Ion Grigorescu: In the Body of the Victim / W Ciele Ofiary
Muzeum Sztuki Nowoczesnej, Warszawa (Museum of Modern Art, Warsaw)
From the publisher's note:
The book Ion Grigorescu: In the Body of the Victim is an attempt to read the works of one of the most charismatic and original artists from the former Eastern bloc, who until 1989 worked in relative isolation, and whose art can currently be viewed in relation to similar attitudes in other parts of the world.
Ion Grigorescu, born in 1945 in Bucharest and a painter by education, was one of the first Romanian conceptual artists and advocates of anti-art, postulating a radical consolidation of artistic activities with quotidian life. He is the author of numerous films, photographic series, and actions recorded on film, as well as drawings and collages that documented both his private life as well as the passage of the Romanian people from life under Communist regimes to the realities of expansive capitalism. From a formalist perspective, Grigorescu’s oeuvre can be seen as a classical example of Central European experimental art, which the artist deploys in his search for a place within the extremely oppressive political system. The retrospective understanding of his art, beginning in the late 1960s, reveals much more than just another “lost” chapter in the history of the Central European avant-garde. The singularity of Grigorescu’s contribution rests in his introduction of religious and spiritual motifs into Conceptual art, as well as his conviction that political crises are rooted in a crisis of the spirit.

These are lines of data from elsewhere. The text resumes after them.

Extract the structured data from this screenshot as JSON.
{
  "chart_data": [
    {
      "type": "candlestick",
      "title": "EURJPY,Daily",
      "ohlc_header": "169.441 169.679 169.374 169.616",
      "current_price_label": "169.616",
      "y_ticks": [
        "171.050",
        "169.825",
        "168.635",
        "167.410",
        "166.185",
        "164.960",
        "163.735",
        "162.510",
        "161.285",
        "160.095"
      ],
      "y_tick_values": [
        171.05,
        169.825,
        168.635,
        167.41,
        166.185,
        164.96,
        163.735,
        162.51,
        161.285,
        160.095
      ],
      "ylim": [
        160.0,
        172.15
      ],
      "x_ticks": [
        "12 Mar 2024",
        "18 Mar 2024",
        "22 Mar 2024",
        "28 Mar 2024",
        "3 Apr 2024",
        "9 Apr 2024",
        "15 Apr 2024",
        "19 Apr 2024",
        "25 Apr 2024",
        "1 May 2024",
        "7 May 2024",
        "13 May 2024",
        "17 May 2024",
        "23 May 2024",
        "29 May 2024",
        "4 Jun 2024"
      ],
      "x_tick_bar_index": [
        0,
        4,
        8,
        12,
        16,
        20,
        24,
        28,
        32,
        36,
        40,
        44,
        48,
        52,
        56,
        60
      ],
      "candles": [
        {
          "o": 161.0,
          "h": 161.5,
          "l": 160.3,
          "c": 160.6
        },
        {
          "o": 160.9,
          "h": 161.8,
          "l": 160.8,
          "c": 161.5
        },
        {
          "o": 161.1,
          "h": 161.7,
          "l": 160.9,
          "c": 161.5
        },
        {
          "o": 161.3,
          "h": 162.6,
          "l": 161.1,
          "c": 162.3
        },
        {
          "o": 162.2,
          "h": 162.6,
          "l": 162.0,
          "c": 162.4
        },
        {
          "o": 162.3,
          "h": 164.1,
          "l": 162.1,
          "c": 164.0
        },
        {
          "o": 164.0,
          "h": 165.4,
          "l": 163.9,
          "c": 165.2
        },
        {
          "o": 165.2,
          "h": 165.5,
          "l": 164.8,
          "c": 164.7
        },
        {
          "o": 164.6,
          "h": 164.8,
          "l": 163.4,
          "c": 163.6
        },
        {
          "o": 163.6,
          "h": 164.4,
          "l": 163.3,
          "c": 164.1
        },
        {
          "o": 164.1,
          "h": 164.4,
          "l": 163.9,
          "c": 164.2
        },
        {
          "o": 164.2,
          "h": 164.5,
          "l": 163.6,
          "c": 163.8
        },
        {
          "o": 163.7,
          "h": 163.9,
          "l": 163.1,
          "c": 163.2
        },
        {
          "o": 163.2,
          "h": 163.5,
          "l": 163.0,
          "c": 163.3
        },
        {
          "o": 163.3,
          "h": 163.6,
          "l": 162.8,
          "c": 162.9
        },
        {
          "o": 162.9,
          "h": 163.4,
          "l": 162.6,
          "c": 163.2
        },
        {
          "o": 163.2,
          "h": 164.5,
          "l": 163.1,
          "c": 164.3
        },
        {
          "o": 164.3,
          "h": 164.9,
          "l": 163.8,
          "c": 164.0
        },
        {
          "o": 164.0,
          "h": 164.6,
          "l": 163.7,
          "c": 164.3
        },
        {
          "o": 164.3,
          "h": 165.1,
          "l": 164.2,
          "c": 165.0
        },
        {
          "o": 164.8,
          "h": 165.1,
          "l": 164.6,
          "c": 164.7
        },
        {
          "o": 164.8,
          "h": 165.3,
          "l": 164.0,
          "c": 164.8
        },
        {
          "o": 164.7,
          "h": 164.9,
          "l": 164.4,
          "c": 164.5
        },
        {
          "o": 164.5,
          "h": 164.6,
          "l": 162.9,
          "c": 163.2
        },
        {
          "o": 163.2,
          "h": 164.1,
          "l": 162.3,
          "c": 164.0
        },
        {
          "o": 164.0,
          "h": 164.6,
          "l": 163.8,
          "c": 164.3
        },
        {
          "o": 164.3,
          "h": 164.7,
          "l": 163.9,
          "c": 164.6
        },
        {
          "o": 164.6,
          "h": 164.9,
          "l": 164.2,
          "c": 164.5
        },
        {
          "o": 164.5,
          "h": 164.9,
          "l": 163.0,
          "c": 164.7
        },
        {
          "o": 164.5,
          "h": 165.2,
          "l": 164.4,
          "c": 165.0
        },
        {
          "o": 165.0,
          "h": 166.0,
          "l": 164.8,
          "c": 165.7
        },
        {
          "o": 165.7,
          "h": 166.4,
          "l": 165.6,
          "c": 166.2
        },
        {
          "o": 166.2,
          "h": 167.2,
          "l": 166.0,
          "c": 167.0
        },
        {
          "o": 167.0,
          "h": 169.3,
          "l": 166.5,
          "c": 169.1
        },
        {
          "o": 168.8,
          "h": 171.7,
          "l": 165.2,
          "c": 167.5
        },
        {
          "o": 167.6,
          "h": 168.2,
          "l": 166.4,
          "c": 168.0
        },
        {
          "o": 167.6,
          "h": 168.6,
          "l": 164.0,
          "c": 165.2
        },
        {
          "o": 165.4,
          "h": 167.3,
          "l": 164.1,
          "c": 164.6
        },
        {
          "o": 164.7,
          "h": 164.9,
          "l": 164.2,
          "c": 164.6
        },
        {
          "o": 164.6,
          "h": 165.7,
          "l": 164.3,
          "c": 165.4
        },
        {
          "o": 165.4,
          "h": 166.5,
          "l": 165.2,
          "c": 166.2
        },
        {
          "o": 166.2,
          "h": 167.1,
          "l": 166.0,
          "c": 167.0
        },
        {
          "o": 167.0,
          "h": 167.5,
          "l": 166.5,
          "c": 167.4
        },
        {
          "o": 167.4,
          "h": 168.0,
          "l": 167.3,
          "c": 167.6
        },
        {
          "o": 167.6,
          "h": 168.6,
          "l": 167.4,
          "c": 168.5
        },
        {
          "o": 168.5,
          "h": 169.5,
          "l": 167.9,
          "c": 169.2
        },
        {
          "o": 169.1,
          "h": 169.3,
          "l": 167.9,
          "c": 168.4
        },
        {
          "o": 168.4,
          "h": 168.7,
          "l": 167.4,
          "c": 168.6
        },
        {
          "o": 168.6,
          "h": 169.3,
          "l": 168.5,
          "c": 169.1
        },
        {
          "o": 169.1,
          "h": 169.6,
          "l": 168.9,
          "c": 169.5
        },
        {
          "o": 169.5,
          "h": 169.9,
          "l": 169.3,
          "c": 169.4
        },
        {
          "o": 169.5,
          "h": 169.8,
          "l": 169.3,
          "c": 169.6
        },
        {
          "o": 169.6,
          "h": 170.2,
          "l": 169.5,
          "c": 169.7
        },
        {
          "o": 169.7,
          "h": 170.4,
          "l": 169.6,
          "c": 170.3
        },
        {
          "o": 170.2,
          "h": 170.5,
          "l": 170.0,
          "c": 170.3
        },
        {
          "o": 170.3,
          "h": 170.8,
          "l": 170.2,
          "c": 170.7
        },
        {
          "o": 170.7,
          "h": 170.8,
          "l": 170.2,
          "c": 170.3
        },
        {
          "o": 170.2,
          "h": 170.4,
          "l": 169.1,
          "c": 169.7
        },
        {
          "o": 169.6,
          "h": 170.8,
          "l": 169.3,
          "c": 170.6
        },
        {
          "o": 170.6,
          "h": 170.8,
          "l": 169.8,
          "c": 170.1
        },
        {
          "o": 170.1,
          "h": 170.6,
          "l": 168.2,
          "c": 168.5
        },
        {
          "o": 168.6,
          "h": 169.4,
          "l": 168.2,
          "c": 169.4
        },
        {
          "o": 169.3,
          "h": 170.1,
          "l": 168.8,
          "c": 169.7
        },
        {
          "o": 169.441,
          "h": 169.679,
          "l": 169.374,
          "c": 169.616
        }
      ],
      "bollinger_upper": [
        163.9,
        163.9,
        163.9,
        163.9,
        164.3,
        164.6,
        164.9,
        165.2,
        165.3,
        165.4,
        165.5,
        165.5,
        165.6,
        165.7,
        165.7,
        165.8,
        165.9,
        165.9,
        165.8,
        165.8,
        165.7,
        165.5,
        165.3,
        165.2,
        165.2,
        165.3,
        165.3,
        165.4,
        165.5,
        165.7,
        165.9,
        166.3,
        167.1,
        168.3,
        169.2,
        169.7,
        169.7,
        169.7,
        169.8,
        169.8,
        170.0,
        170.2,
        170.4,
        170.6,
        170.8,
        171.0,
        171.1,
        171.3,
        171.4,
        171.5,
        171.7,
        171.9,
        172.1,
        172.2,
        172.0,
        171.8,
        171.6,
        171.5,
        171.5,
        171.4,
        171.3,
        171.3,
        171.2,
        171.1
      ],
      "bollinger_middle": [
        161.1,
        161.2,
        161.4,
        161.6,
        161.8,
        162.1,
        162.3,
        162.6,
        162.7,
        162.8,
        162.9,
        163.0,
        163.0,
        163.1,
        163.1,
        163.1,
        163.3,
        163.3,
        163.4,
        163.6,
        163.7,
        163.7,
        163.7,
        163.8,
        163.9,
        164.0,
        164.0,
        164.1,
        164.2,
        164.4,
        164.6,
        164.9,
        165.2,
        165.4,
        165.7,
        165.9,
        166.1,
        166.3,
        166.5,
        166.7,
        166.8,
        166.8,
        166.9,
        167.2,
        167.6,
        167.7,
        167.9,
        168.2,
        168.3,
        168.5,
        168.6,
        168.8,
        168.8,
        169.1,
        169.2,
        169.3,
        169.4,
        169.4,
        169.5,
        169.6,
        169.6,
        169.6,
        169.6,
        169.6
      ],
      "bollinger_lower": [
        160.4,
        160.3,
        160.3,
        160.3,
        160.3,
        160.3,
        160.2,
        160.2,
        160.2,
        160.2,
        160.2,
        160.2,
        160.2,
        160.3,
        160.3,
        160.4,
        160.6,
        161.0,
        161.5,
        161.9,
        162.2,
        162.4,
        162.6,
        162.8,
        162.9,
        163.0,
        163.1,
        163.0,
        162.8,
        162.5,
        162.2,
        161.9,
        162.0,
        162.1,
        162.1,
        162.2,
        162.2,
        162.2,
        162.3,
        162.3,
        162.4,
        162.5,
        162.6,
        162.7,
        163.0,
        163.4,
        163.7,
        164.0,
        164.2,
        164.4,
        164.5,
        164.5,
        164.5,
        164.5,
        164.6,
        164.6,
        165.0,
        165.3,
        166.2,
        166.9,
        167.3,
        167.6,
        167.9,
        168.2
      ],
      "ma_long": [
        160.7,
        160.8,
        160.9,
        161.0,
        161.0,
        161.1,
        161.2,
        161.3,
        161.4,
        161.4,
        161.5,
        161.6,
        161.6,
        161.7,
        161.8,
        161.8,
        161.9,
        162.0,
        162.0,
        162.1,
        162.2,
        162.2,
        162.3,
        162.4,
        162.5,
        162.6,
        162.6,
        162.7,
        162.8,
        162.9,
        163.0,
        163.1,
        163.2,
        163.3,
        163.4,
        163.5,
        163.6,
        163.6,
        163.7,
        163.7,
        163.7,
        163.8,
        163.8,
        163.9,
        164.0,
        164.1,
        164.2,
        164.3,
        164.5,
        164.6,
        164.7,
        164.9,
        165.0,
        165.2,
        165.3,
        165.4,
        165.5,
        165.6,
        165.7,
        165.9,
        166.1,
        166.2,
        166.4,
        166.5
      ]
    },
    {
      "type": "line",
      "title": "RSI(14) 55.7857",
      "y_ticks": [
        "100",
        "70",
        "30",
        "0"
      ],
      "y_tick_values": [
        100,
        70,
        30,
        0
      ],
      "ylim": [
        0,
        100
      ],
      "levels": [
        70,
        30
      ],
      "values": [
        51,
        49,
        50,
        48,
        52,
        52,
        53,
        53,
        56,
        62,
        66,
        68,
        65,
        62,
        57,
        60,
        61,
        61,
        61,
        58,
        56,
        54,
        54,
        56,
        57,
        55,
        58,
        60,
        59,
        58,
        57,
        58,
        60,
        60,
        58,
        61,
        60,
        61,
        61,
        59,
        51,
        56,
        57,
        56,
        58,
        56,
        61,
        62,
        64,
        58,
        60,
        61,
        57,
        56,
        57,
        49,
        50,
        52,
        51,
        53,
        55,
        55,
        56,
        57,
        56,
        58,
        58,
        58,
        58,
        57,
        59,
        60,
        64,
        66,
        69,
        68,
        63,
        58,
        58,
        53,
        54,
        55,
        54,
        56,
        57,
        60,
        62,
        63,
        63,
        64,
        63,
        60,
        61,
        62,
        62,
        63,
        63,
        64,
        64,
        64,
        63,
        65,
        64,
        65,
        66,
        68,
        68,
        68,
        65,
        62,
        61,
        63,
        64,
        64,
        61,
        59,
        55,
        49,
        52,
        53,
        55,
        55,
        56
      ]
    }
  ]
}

Ion Grigorescu: In the Body of the Victim is the fruit of the exhibition prepared in 2009 by Kathrin Rhomberg and the Museum of Modern Art in Warsaw, which followed two years of research in the artist's archives. This book is an attempt to read his oeuvre and is part of the long-term publishing policy of the Museum of Modern Art in Warsaw, which set itself the goal of obtaining materials collected in the studios of artists from our region and the subsequent archiving, testing, dissemination, and integration of these materials into the international critical discourse.
An important part of the publication is the richly illustrated section devoted to the work of Ion Grigorescu, featuring mutually overlapping themes explored in parallel: 1. Contemporary Life Seen Through Urban Transformations; 2. Political Commentaries; 3. Family Life and Everyday Rituals; 4. Formal Experiments; 5. Dreams and Psychoanalysis.
The research on the interpretation of Ion Grigorescu's work, which began in preparation for the exhibition, has been supplemented by texts written for us by excellent critics who are in various ways related to the artist: Cosmin Costinaş, Georg Schöllhammer, Jan Verwoert, and Magda Radu, who offered new and different ways of understanding his work.